A eternização de conflitos entre clientes e instituições podem majorar o dano material e ainda destruir o valor reputacional das instituições financeiras.

quinta-feira, 19 de setembro de 2024

Atualizado às 10:16

São rotineiros os casos de fraudes em operações bancárias, dos quais resultam danos materiais, psicológicos ou morais para as vítimas atingidas. 

Os golpes e fraudes financeiros assumiram uma sofisticação tamanha capaz de enganar os mais precavidos. As vítimas, normalmente com menor familiaridade com a tecnologia, como os mais idosos, recebem cópias fiéis de cobranças, boletos, links para Pix e transferências, mensagens de supostos amigos ou pessoas próximas à vítima, ou lançamentos de compras nacionais ou internacionais em cartões de créditos.

É inegável que a maior parte das atividades bancárias ocorre, atualmente, em ambiente essencialmente digital, inovação que trouxe incontáveis benefícios, maior agilidade e conforto para os clientes. Por outro lado, a interação entre o cliente e a instituição financeira, antes presencial, foi, essencialmente, substituída pela interação virtual, cada vez mais suportada por programação que dispensa a interação humana.

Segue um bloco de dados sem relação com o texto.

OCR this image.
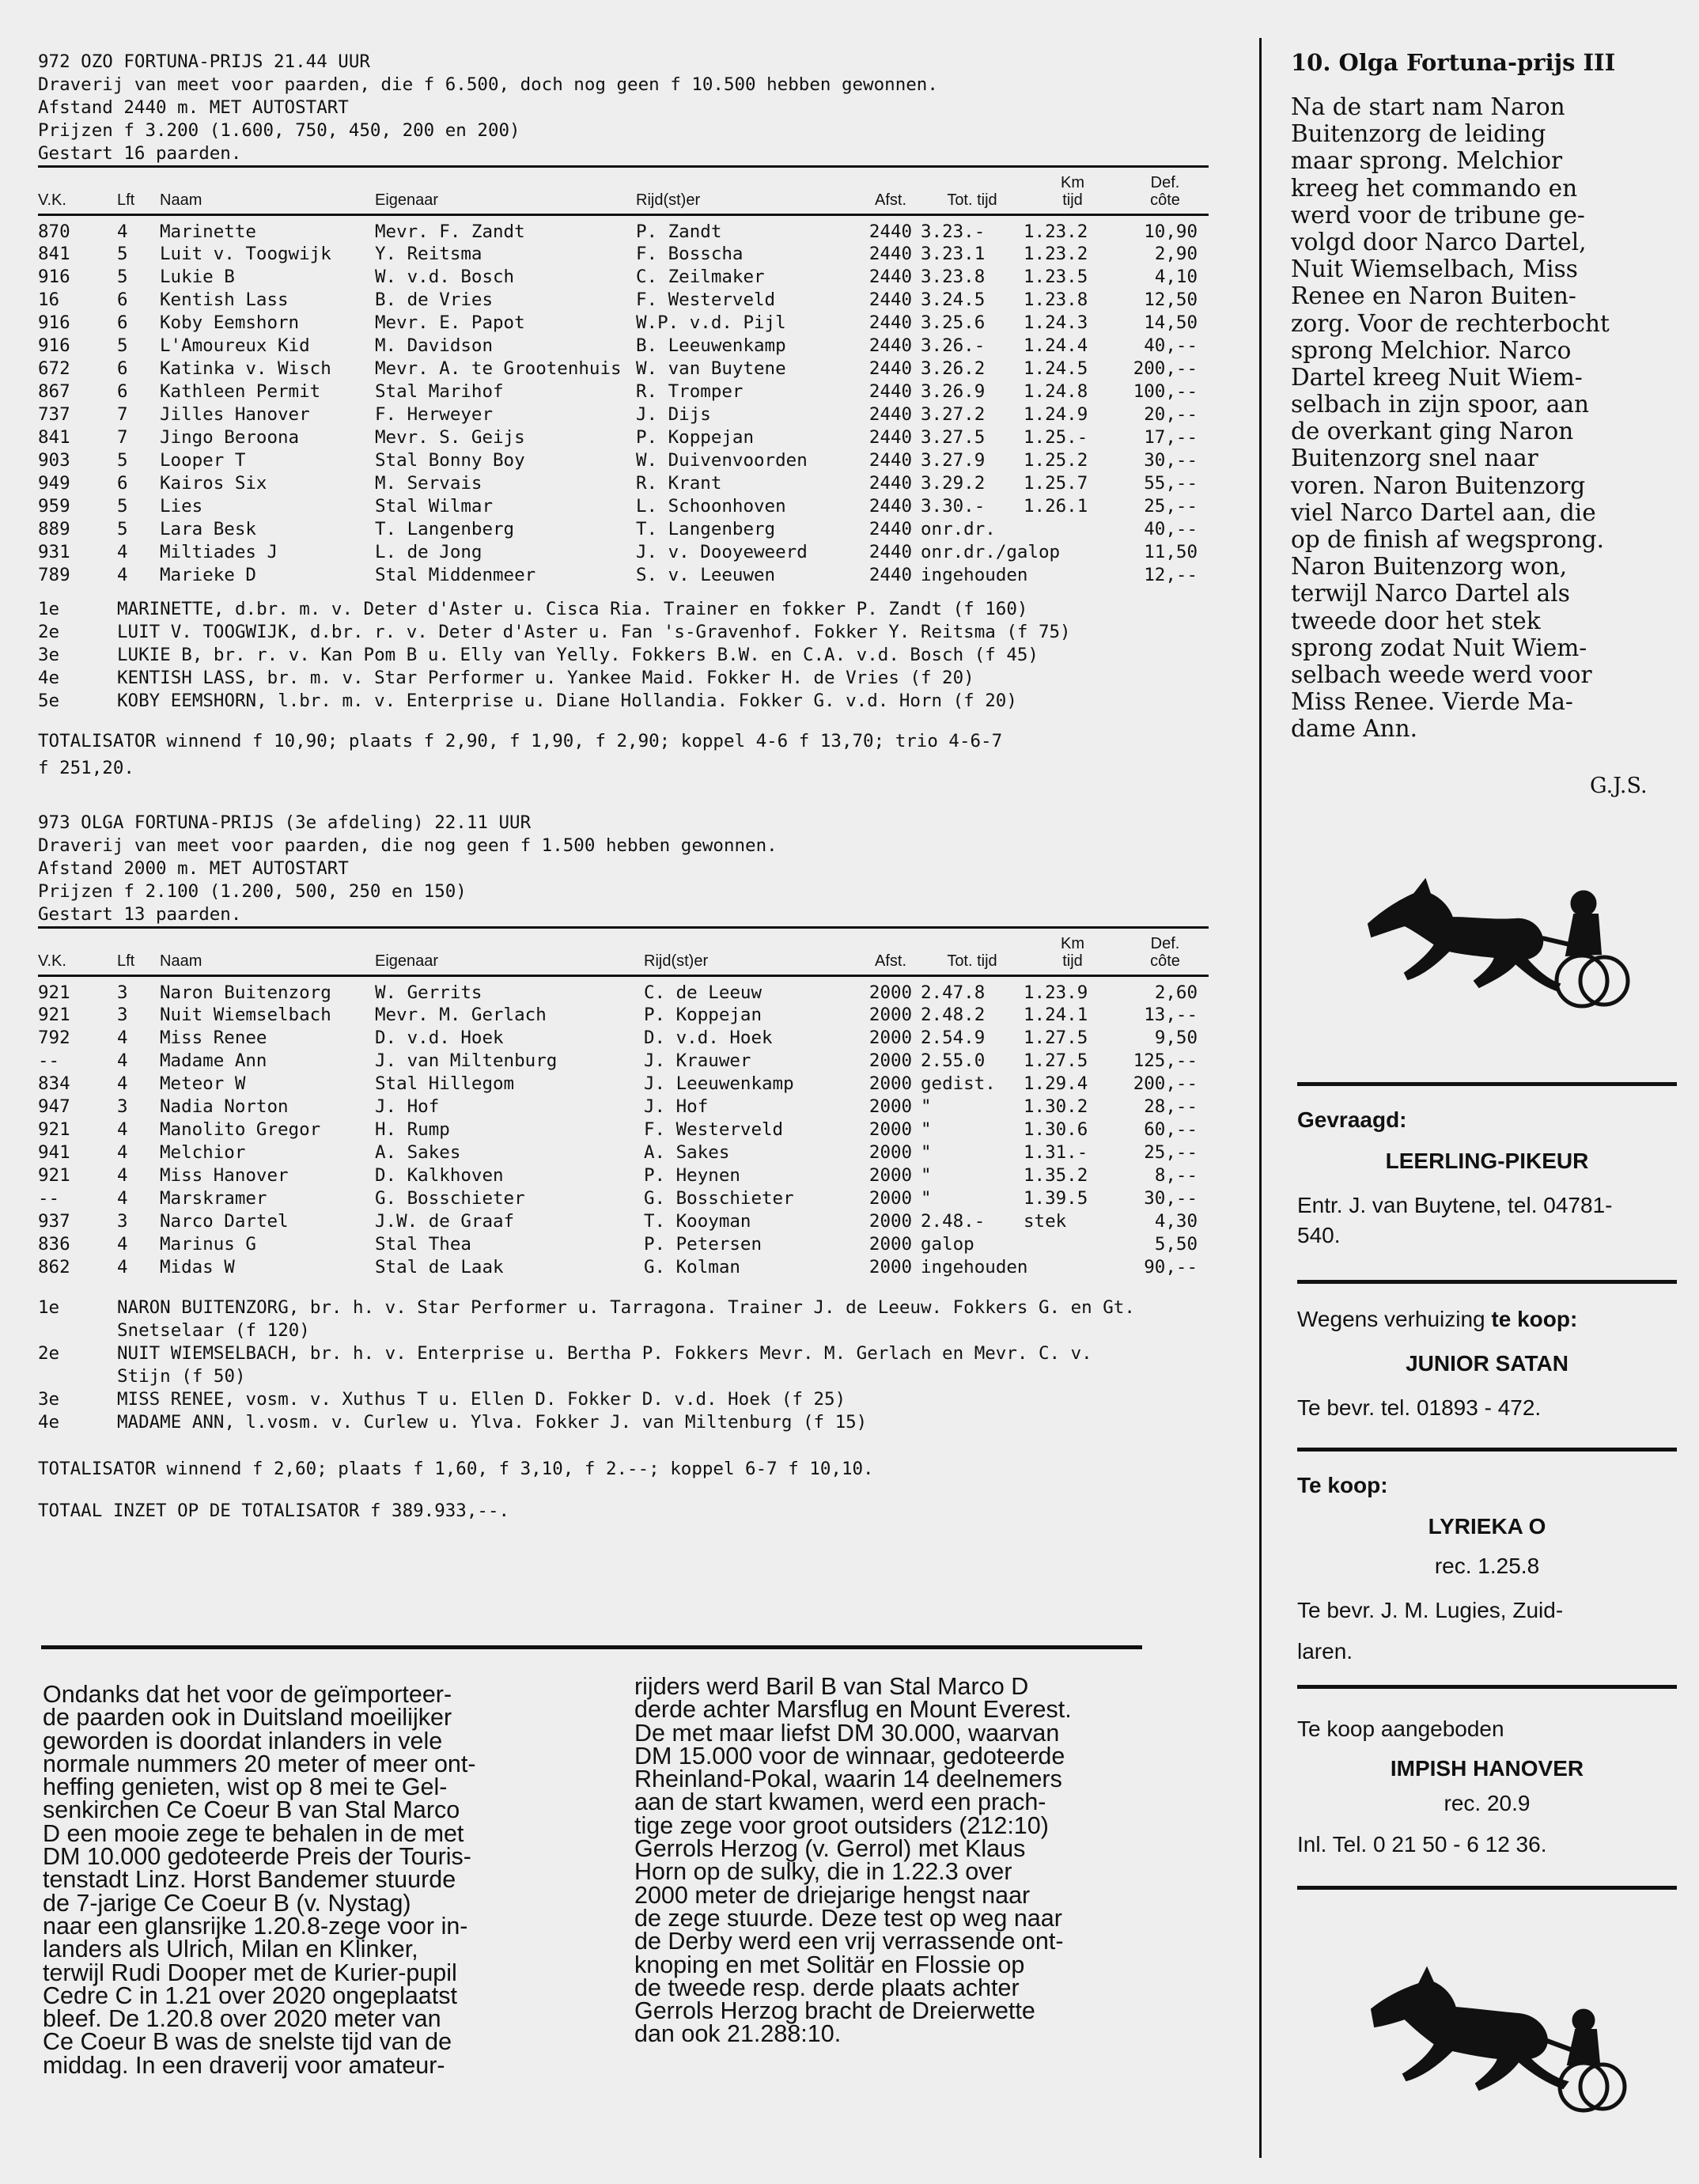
972 OZO FORTUNA-PRIJS 21.44 UUR
Draverij van meet voor paarden, die f 6.500, doch nog geen f 10.500 hebben gewonnen.
Afstand 2440 m. MET AUTOSTART
Prijzen f 3.200 (1.600, 750, 450, 200 en 200)
Gestart 16 paarden.
V.K.	Lft	Naam	Eigenaar	Rijd(st)er	Afst.	Tot. tijd	Km tijd	Def. côte
870	4	Marinette	Mevr. F. Zandt	P. Zandt	2440	3.23.-	1.23.2	10,90
841	5	Luit v. Toogwijk	Y. Reitsma	F. Bosscha	2440	3.23.1	1.23.2	2,90
916	5	Lukie B	W. v.d. Bosch	C. Zeilmaker	2440	3.23.8	1.23.5	4,10
16	6	Kentish Lass	B. de Vries	F. Westerveld	2440	3.24.5	1.23.8	12,50
916	6	Koby Eemshorn	Mevr. E. Papot	W.P. v.d. Pijl	2440	3.25.6	1.24.3	14,50
916	5	L'Amoureux Kid	M. Davidson	B. Leeuwenkamp	2440	3.26.-	1.24.4	40,--
672	6	Katinka v. Wisch	Mevr. A. te Grootenhuis	W. van Buytene	2440	3.26.2	1.24.5	200,--
867	6	Kathleen Permit	Stal Marihof	R. Tromper	2440	3.26.9	1.24.8	100,--
737	7	Jilles Hanover	F. Herweyer	J. Dijs	2440	3.27.2	1.24.9	20,--
841	7	Jingo Beroona	Mevr. S. Geijs	P. Koppejan	2440	3.27.5	1.25.-	17,--
903	5	Looper T	Stal Bonny Boy	W. Duivenvoorden	2440	3.27.9	1.25.2	30,--
949	6	Kairos Six	M. Servais	R. Krant	2440	3.29.2	1.25.7	55,--
959	5	Lies	Stal Wilmar	L. Schoonhoven	2440	3.30.-	1.26.1	25,--
889	5	Lara Besk	T. Langenberg	T. Langenberg	2440	onr.dr.		40,--
931	4	Miltiades J	L. de Jong	J. v. Dooyeweerd	2440	onr.dr./galop		11,50
789	4	Marieke D	Stal Middenmeer	S. v. Leeuwen	2440	ingehouden		12,--
1e	MARINETTE, d.br. m. v. Deter d'Aster u. Cisca Ria. Trainer en fokker P. Zandt (f 160)
2e	LUIT V. TOOGWIJK, d.br. r. v. Deter d'Aster u. Fan 's-Gravenhof. Fokker Y. Reitsma (f 75)
3e	LUKIE B, br. r. v. Kan Pom B u. Elly van Yelly. Fokkers B.W. en C.A. v.d. Bosch (f 45)
4e	KENTISH LASS, br. m. v. Star Performer u. Yankee Maid. Fokker H. de Vries (f 20)
5e	KOBY EEMSHORN, l.br. m. v. Enterprise u. Diane Hollandia. Fokker G. v.d. Horn (f 20)
TOTALISATOR winnend f 10,90; plaats f 2,90, f 1,90, f 2,90; koppel 4-6 f 13,70; trio 4-6-7
f 251,20.
973 OLGA FORTUNA-PRIJS (3e afdeling) 22.11 UUR
Draverij van meet voor paarden, die nog geen f 1.500 hebben gewonnen.
Afstand 2000 m. MET AUTOSTART
Prijzen f 2.100 (1.200, 500, 250 en 150)
Gestart 13 paarden.
V.K.	Lft	Naam	Eigenaar	Rijd(st)er	Afst.	Tot. tijd	Km tijd	Def. côte
921	3	Naron Buitenzorg	W. Gerrits	C. de Leeuw	2000	2.47.8	1.23.9	2,60
921	3	Nuit Wiemselbach	Mevr. M. Gerlach	P. Koppejan	2000	2.48.2	1.24.1	13,--
792	4	Miss Renee	D. v.d. Hoek	D. v.d. Hoek	2000	2.54.9	1.27.5	9,50
--	4	Madame Ann	J. van Miltenburg	J. Krauwer	2000	2.55.0	1.27.5	125,--
834	4	Meteor W	Stal Hillegom	J. Leeuwenkamp	2000	gedist.	1.29.4	200,--
947	3	Nadia Norton	J. Hof	J. Hof	2000	"	1.30.2	28,--
921	4	Manolito Gregor	H. Rump	F. Westerveld	2000	"	1.30.6	60,--
941	4	Melchior	A. Sakes	A. Sakes	2000	"	1.31.-	25,--
921	4	Miss Hanover	D. Kalkhoven	P. Heynen	2000	"	1.35.2	8,--
--	4	Marskramer	G. Bosschieter	G. Bosschieter	2000	"	1.39.5	30,--
937	3	Narco Dartel	J.W. de Graaf	T. Kooyman	2000	2.48.-	stek	4,30
836	4	Marinus G	Stal Thea	P. Petersen	2000	galop		5,50
862	4	Midas W	Stal de Laak	G. Kolman	2000	ingehouden		90,--
1e	NARON BUITENZORG, br. h. v. Star Performer u. Tarragona. Trainer J. de Leeuw. Fokkers G. en Gt.
Snetselaar (f 120)
2e	NUIT WIEMSELBACH, br. h. v. Enterprise u. Bertha P. Fokkers Mevr. M. Gerlach en Mevr. C. v.
Stijn (f 50)
3e	MISS RENEE, vosm. v. Xuthus T u. Ellen D. Fokker D. v.d. Hoek (f 25)
4e	MADAME ANN, l.vosm. v. Curlew u. Ylva. Fokker J. van Miltenburg (f 15)
TOTALISATOR winnend f 2,60; plaats f 1,60, f 3,10, f 2.--; koppel 6-7 f 10,10.
TOTAAL INZET OP DE TOTALISATOR f 389.933,--.
10. Olga Fortuna-prijs III
Na de start nam Naron
Buitenzorg de leiding
maar sprong. Melchior
kreeg het commando en
werd voor de tribune ge-
volgd door Narco Dartel,
Nuit Wiemselbach, Miss
Renee en Naron Buiten-
zorg. Voor de rechterbocht
sprong Melchior. Narco
Dartel kreeg Nuit Wiem-
selbach in zijn spoor, aan
de overkant ging Naron
Buitenzorg snel naar
voren. Naron Buitenzorg
viel Narco Dartel aan, die
op de finish af wegsprong.
Naron Buitenzorg won,
terwijl Narco Dartel als
tweede door het stek
sprong zodat Nuit Wiem-
selbach weede werd voor
Miss Renee. Vierde Ma-
dame Ann.
G.J.S.
Gevraagd:
LEERLING-PIKEUR
Entr. J. van Buytene, tel. 04781-
540.
Wegens verhuizing te koop:
JUNIOR SATAN
Te bevr. tel. 01893 - 472.
Te koop:
LYRIEKA O
rec. 1.25.8
Te bevr. J. M. Lugies, Zuid-
laren.
Te koop aangeboden
IMPISH HANOVER
rec. 20.9
Inl. Tel. 0 21 50 - 6 12 36.
Ondanks dat het voor de geïmporteer-
de paarden ook in Duitsland moeilijker
geworden is doordat inlanders in vele
normale nummers 20 meter of meer ont-
heffing genieten, wist op 8 mei te Gel-
senkirchen Ce Coeur B van Stal Marco
D een mooie zege te behalen in de met
DM 10.000 gedoteerde Preis der Touris-
tenstadt Linz. Horst Bandemer stuurde
de 7-jarige Ce Coeur B (v. Nystag)
naar een glansrijke 1.20.8-zege voor in-
landers als Ulrich, Milan en Klinker,
terwijl Rudi Dooper met de Kurier-pupil
Cedre C in 1.21 over 2020 ongeplaatst
bleef. De 1.20.8 over 2020 meter van
Ce Coeur B was de snelste tijd van de
middag. In een draverij voor amateur-
rijders werd Baril B van Stal Marco D
derde achter Marsflug en Mount Everest.
De met maar liefst DM 30.000, waarvan
DM 15.000 voor de winnaar, gedoteerde
Rheinland-Pokal, waarin 14 deelnemers
aan de start kwamen, werd een prach-
tige zege voor groot outsiders (212:10)
Gerrols Herzog (v. Gerrol) met Klaus
Horn op de sulky, die in 1.22.3 over
2000 meter de driejarige hengst naar
de zege stuurde. Deze test op weg naar
de Derby werd een vrij verrassende ont-
knoping en met Solitär en Flossie op
de tweede resp. derde plaats achter
Gerrols Herzog bracht de Dreierwette
dan ook 21.288:10.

O distanciamento interpessoal e a robotização do serviço - algo que é típico da relação digital - corroborou para um incremento significativo1 da prática do estelionato no Brasil, tipificada no artigo 171 do Código Penal2.  

Levantamentos3 registram que em 2023, somente no Brasil, houve um aumento de 32% no número de golpes financeiros quando comparado com o ano anterior.  Contudo, não se registrou o mesmo incremento na persecução penal dos referidos delitos.

A evolução da Inteligência Artificial (IA) abre espaço para novas fraudes eletrônicas, mais sofisticadas. Os materiais ou conteúdos gerados, com perfeição, reproduzem a voz ou a imagem da própria pessoa ou de pessoas próximas à vítima, dificultando a identificação da fraude.

A empresa de cibersegurança Kaspersky em seus relatórios anuais, denominados Panorama de Ameaças, indicam que o Brasil ocupa uma posição de liderança4 e destaque, quando o tema é phishing5 e golpe financeiro. Em seu relatório, há diversas recomendações, alertando às instituições sobre a necessidade de medidas que possam aplacar fraudes e ataques cibernéticos no setor financeiro6.

O aumento descontrolado dos crimes de estelionato, por meio digital, no setor financeiro, justifica, em parte, o atual estado de desconfiança da sociedade brasileira em relação à segurança das operações financeiras no ambiente virtual.

Nos casos de fraudes fortuitas, praticadas no âmbito de operações bancárias, o STJ consolidou o entendimento de que a responsabilidade da instituição financeira é objetiva, atribuindo a instituição financeira o dever de assegurar um ambiente seguro para as operações bancárias de seus clientes, entendimento este reproduzido na Súmula 4797.

Essa responsabilidade objetiva, no entanto, não é absoluta. Ela será afastada nas hipóteses de culpa ou de exclusiva responsabilidade da vítima para a concretização do dano, ou ainda no caso de culpa concorrente8.

A boa governança recomenda que as instituições financeiras devem adotar as cautelas, políticas e sistemas disponíveis, visando à prevenção da ocorrência de fraudes financeiras, dentro e fora de suas organizações.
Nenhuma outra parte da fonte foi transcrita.